À cet égard, j’observe que le rapprochement entre l’Agence française de développement et la Caisse des dépôts et consignations facilitera un accès de l’opérateur aux fonds propres ; c’est une nécessité afin de pouvoir prêter davantage. Toutefois, permettez-moi, madame la secrétaire d’État, de souligner l’importance de conserver un juste équilibre entre la part des dons et celle des prêts au sein de l’aide versée, en particulier, aux PMA.

M. Yvon Collin, rapporteur spécial. Tout à fait !

M. Robert Hue. J’ajouterai que la forte orientation des moyens vers les projets à dimension environnementale est indispensable. Pour autant, elle ne doit pas se faire au détriment des programmes en faveur de l’éducation et du développement rural, deux priorités fortes en Afrique à mon sens.

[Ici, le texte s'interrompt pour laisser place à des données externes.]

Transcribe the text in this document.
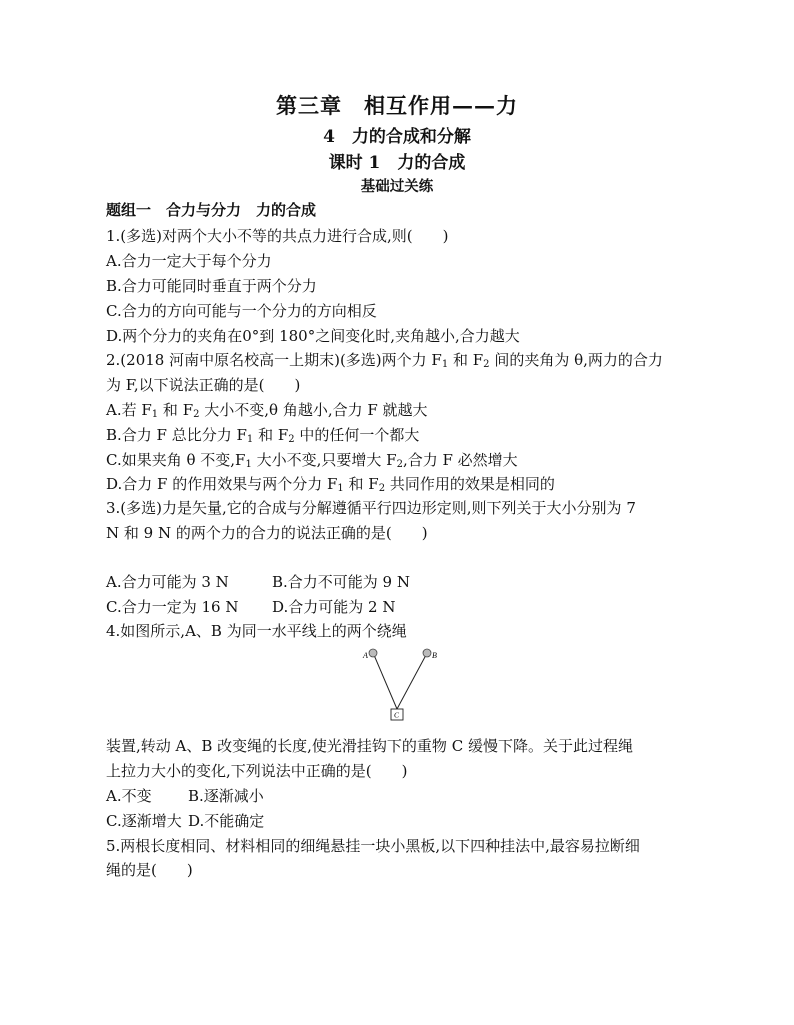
第三章　相互作用——力
4　力的合成和分解
课时 1　力的合成
基础过关练
题组一　合力与分力　力的合成
1.(多选)对两个大小不等的共点力进行合成,则(　　)
A.合力一定大于每个分力
B.合力可能同时垂直于两个分力
C.合力的方向可能与一个分力的方向相反
D.两个分力的夹角在0°到 180°之间变化时,夹角越小,合力越大
2.(2018 河南中原名校高一上期末)(多选)两个力 $F_1$ 和 $F_2$ 间的夹角为 θ,两力的合力
为 F,以下说法正确的是(　　)
A.若 $F_1$ 和 $F_2$ 大小不变,θ 角越小,合力 F 就越大
B.合力 F 总比分力 $F_1$ 和 $F_2$ 中的任何一个都大
C.如果夹角 θ 不变$,F_1$ 大小不变,只要增大 $F_2$,合力 F 必然增大
D.合力 F 的作用效果与两个分力 $F_1$ 和 $F_2$ 共同作用的效果是相同的
3.(多选)力是矢量,它的合成与分解遵循平行四边形定则,则下列关于大小分别为 7
N 和 9 N 的两个力的合力的说法正确的是(　　)
A.合力可能为 3 N	B.合力不可能为 9 N
C.合力一定为 16 N D.合力可能为 2 N
4.如图所示,A、B 为同一水平线上的两个绕绳
A	B
C
装置,转动 A、B 改变绳的长度,使光滑挂钩下的重物 C 缓慢下降。关于此过程绳
上拉力大小的变化,下列说法中正确的是(　　)
A.不变 B.逐渐减小
C.逐渐增大 D.不能确定
5.两根长度相同、材料相同的细绳悬挂一块小黑板,以下四种挂法中,最容易拉断细
绳的是(　　)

Enfin, il est un sujet auquel je suis très attaché et auquel les ONG s’intéressent depuis très longtemps : la lutte contre l’optimisation et la fraude fiscales dans les pays en voie de développement où l’on constate des taux d’imposition à peine supérieurs à 15 %. Pour lutter contre la pauvreté, la mobilisation des ressources domestiques est essentielle, sous réserve qu’elle soit menée de façon équitable et que les populations voient des résultats significatifs en matière d’infrastructures, de transport et d’énergie. L’OCDE s’est emparée de cette problématique : c’est une bonne chose.

Mes chers collègues, en ces temps troublés où la sécurité de la France se joue sur d’autres continents, il me semble que le seizième objectif de développement durable, « Promouvoir l’avènement de sociétés pacifiques, l’accès de tous à la justice et des institutions efficaces », a aujourd’hui une résonnance particulière.

Comme j’ai souvent eu l’occasion de le dire ici, le développement est une des premières conditions de la paix. C’est pourquoi il nous faut être à la hauteur des enjeux. Je ne doute d’ailleurs pas, madame la secrétaire d’État, que vous aurez à cœur de mettre en œuvre les promesses du Président de la République pour que la France honore ses valeurs d’humanisme et de fraternité.

Voilà les raisons qui conduisent le groupe du RDSE, en dépit des réserves que j’ai émises, à voter ces crédits. (Applaudissements sur les travées du RDSE et sur plusieurs travées du groupe socialiste et républicain. – M. Michel Le Scouarnec applaudit également.)